News: No Pain, No Gain
Nun ja, keine wirklich neue Erkenntnis, welche aus dieser Studie gewonnen wurde. Dennoch...
No pain, no gain applies to happiness, too, according to new research published online in the Journal of Happiness Studies. People who work hard at improving a skill or ability, such as mastering a math problem or learning to drive, may experience stress in the moment, but experience greater happiness on a daily basis and longer term, the study suggests.
Quelle
...immer wieder wert erwähnt zu werden, neigen die Menschen doch gerne dazu, ihre Zufriedenheit durch einen Rausch kurzweiliger, aber mühelose zu erlangender Glücksreize zu erwerben, meisthin oberflächlich und tangibel, wie nicht von langer Dauer. Nachdem das Glücksgefühl sich abgetragen hat, wird sich auf die Suche nach einer neuen Quelle begeben, um das Bedürfnis nach Frohsinn zu speisen. Wie langweilig und trist sind doch die Minuten oder gar Stunden, in denen man gezwungenermaßen auf sich selbst zurückgeworfen ist und keinerlei Ablenkung von seiner evtl. vorhandenen inneren Leere erfährt. In Abwesenheit einer gemeinsamen Aufgabe ist das Konzept, welche die Moderne zusammenhält, eben doch Brot und Spiele, aufrecht erhalten durch Medien, Politiker und die Industrie, welche uns vorgaukeln, dass dieses Konzept das befriedigenste und bestmöglichste aller ist. Spaß, Friede und Bequemlichkeit. Auf Grundlage einer solchen Einstellung ist noch nichts Großartiges entstanden.

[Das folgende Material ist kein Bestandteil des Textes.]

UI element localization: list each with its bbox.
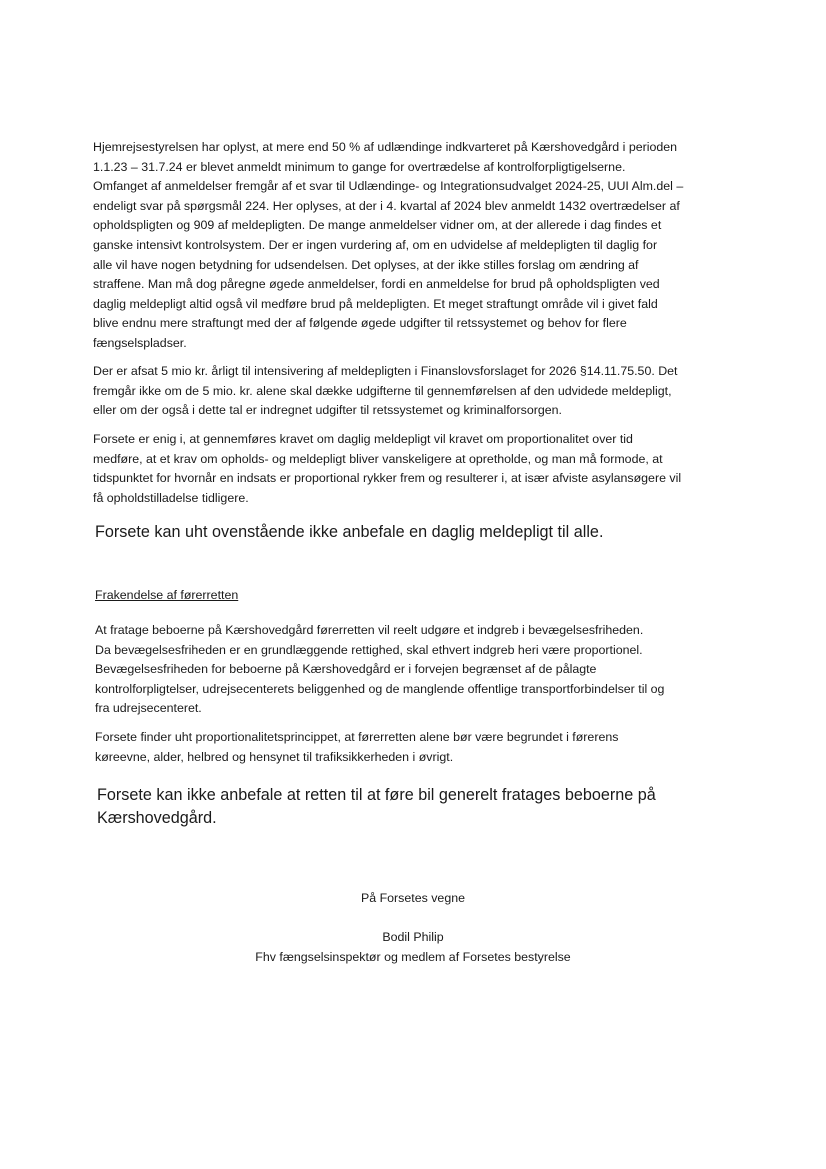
signature-on-behalf: På Forsetes vegne: [360, 891, 465, 905]
text-line: straffene. Man må dog påregne øgede anmeldelser, fordi en anmeldelse for brud på opholdspligten ved: [93, 277, 660, 292]
conclusion-meldepligt: [95, 521, 755, 544]
text-line: blive endnu mere straftungt med der af følgende øgede udgifter til retssystemet og behov for flere: [93, 316, 627, 331]
text-line: Da bevægelsesfriheden er en grundlæggende rettighed, skal ethvert indgreb heri være proportionel.: [95, 642, 643, 657]
text-line: Bevægelsesfriheden for beboerne på Kærshovedgård er i forvejen begrænset af de pålagte: [95, 662, 597, 677]
text-line: fra udrejsecenteret.: [95, 701, 202, 716]
text-line: At fratage beboerne på Kærshovedgård førerretten vil reelt udgøre et indgreb i bevægelsesfriheden.: [95, 623, 644, 637]
text-line: 1.1.23 – 31.7.24 er blevet anmeldt minimum to gange for overtrædelse af kontrolforpligtigelserne.: [93, 159, 626, 174]
paragraph-proportionalitet: [93, 430, 753, 508]
text-line: opholdspligten og 909 af meldepligten. De mange anmeldelser vidner om, at der allerede i dag findes et: [93, 218, 662, 233]
text-line: alle vil have nogen betydning for udsendelsen. Det oplyses, at der ikke stilles forslag om ændring af: [93, 257, 639, 272]
paragraph-anmeldelser: [93, 138, 753, 354]
text-line: ganske intensivt kontrolsystem. Der er ingen vurdering af, om en udvidelse af meldepligten til daglig for: [93, 237, 658, 252]
paragraph-koereevne: [95, 728, 755, 767]
text-line: Forsete er enig i, at gennemføres kravet om daglig meldepligt vil kravet om proportionalitet over tid: [93, 432, 633, 446]
text-line: endeligt svar på spørgsmål 224. Her oplyses, at der i 4. kvartal af 2024 blev anmeldt 1432 overtrædelser af: [93, 198, 680, 213]
text-line: tidspunktet for hvornår en indsats er proportional rykker frem og resulterer i, at især afviste asylansøgere vil: [93, 471, 682, 486]
text-line: køreevne, alder, helbred og hensynet til trafiksikkerheden i øvrigt.: [95, 749, 454, 764]
text-line: medføre, at et krav om opholds- og meldepligt bliver vanskeligere at opretholde, og man må formode, at: [93, 451, 663, 466]
paragraph-finanslov: [93, 362, 753, 421]
text-line: fremgår ikke om de 5 mio. kr. alene skal dække udgifterne til gennemførelsen af den udvidede meldepligt,: [93, 383, 672, 398]
text-line: få opholdstilladelse tidligere.: [93, 490, 249, 505]
text-line: eller om der også i dette tal er indregnet udgifter til retssystemet og kriminalforsorgen.: [93, 403, 562, 418]
signature-title: Fhv fængselsinspektør og medlem af Forsetes bestyrelse: [255, 949, 571, 964]
signature-name: Bodil Philip: [382, 930, 444, 944]
conclusion-line: Forsete kan ikke anbefale at retten til at føre bil generelt fratages beboerne på: [97, 786, 656, 804]
text-line: Omfanget af anmeldelser fremgår af et svar til Udlændinge- og Integrationsudvalget 2024-25, UUI Alm.del –: [93, 179, 684, 194]
section-heading: Frakendelse af førerretten: [95, 588, 239, 602]
text-line: Forsete finder uht proportionalitetsprincippet, at førerretten alene bør være begrundet i førerens: [95, 730, 619, 744]
signature-block: [0, 928, 826, 967]
text-line: kontrolforpligtelser, udrejsecenterets beliggenhed og de manglende offentlige transportforbindelser til og: [95, 681, 665, 696]
text-line: Hjemrejsestyrelsen har oplyst, at mere end 50 % af udlændinge indkvarteret på Kærshovedgård i perioden: [93, 140, 678, 154]
conclusion-line: Forsete kan uht ovenstående ikke anbefale en daglig meldepligt til alle.: [95, 523, 604, 541]
conclusion-foererret: [97, 784, 757, 829]
text-line: fængselspladser.: [93, 335, 187, 350]
text-line: daglig meldepligt altid også vil medføre brud på meldepligten. Et meget straftungt område vil i givet fald: [93, 296, 658, 311]
conclusion-line: Kærshovedgård.: [97, 808, 217, 827]
text-line: Der er afsat 5 mio kr. årligt til intensivering af meldepligten i Finanslovsforslaget for 2026 §14.11.75.50. Det: [93, 364, 678, 378]
paragraph-bevaegelsesfrihed: [95, 621, 755, 719]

Lediglich Aufgaben mit einem Ziel vor Augen, ein längerfristiges, nur mit Mühen, Schweiß und vielleicht auch einem gewissen Anteil an Schmerz zu erreichendes Ziel sind gemeinhin die Sachen, welche es wirklich wert sind, nach ihnen zu streben, welche uns längerfristiges Wohlgefühl verschaffen und das Bewusstsein vermitteln, durch Selbstüberwindung etwas von Dauer geschaffen oder gewonnen zu haben, anstatt nur für den Moment zu leben. Nebenbei hilft ist der Schmerz eine Erinnerung an die Realität und den Wert der Sache, welche wir zu erlangen hoffen. Solange das herrschende Dogma der Gesellschaft jedoch liberaler Atomismus ist, verbleibt einem nur, sich diese Ziele selber zu suchen, an ihnen und an sich zu arbeiten und evtl. einen inspirierenden Eindruck auf andere auszuüben.